In most games, a soundtrack will occupy the background of the sonic environment.

Fast-paced, beat-driven music can provide additional energy and excitement in racing games. 

Orchestral, composition heavy pieces reinforce the genre in epics such as Halo and atmospheric, atonal pieces are fundamental to the dark mood of horror games such as Silent Hill.

Essentially, a good soundtrack enhances the emotion of a video game, making it a more absorbing experience. For example, tense music might bump up your adrenaline, making you more inclined to remain locked into the game. This effect on the player ultimately increases the game’s playability and popularity. 

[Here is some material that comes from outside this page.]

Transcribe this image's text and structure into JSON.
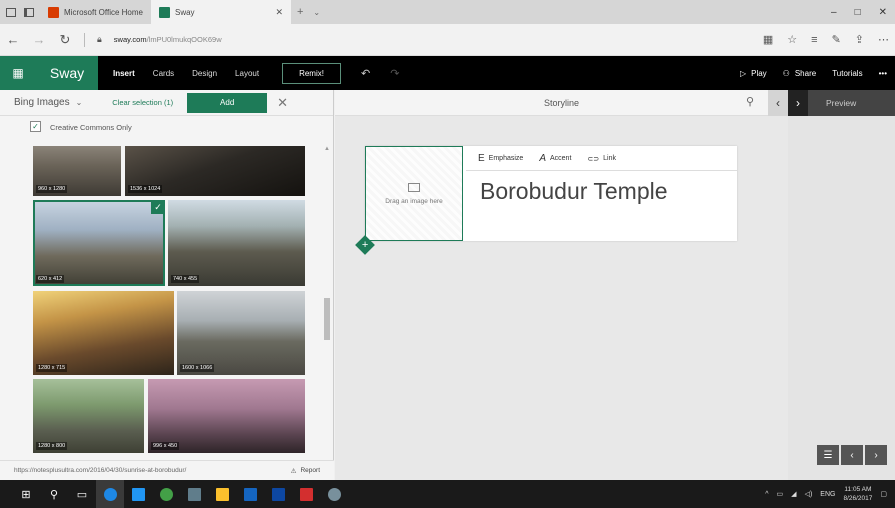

Cult classics such as The Elder Scrolls V: Skyrim, the Halo series, the Final Fantasy series, Zelda and even Minecraft have become synonymous with their soundtracks. 

For many games, the OST is purchasable through digital or vinyl formats. For some, the music has become so popular that dedicated symphony orchestras perform the soundtrack to paying crowds.

Overall, a good OST can make a game. In much the same way, a bad soundtrack can break one. 

Take Nintendo’s 2014 title Yoshi’s New Island, for example. The soundtrack has been named by Reddit users as the “worst video game [soundtrack] of the past decade” and Eurogamer lambasted the soundtrack as “bewilderingly poor with a series of feeble variations on a lacklustre main theme and several duff jingles”. 

Unsurprisingly, the game received extremely poor overall ratings from critics across the board.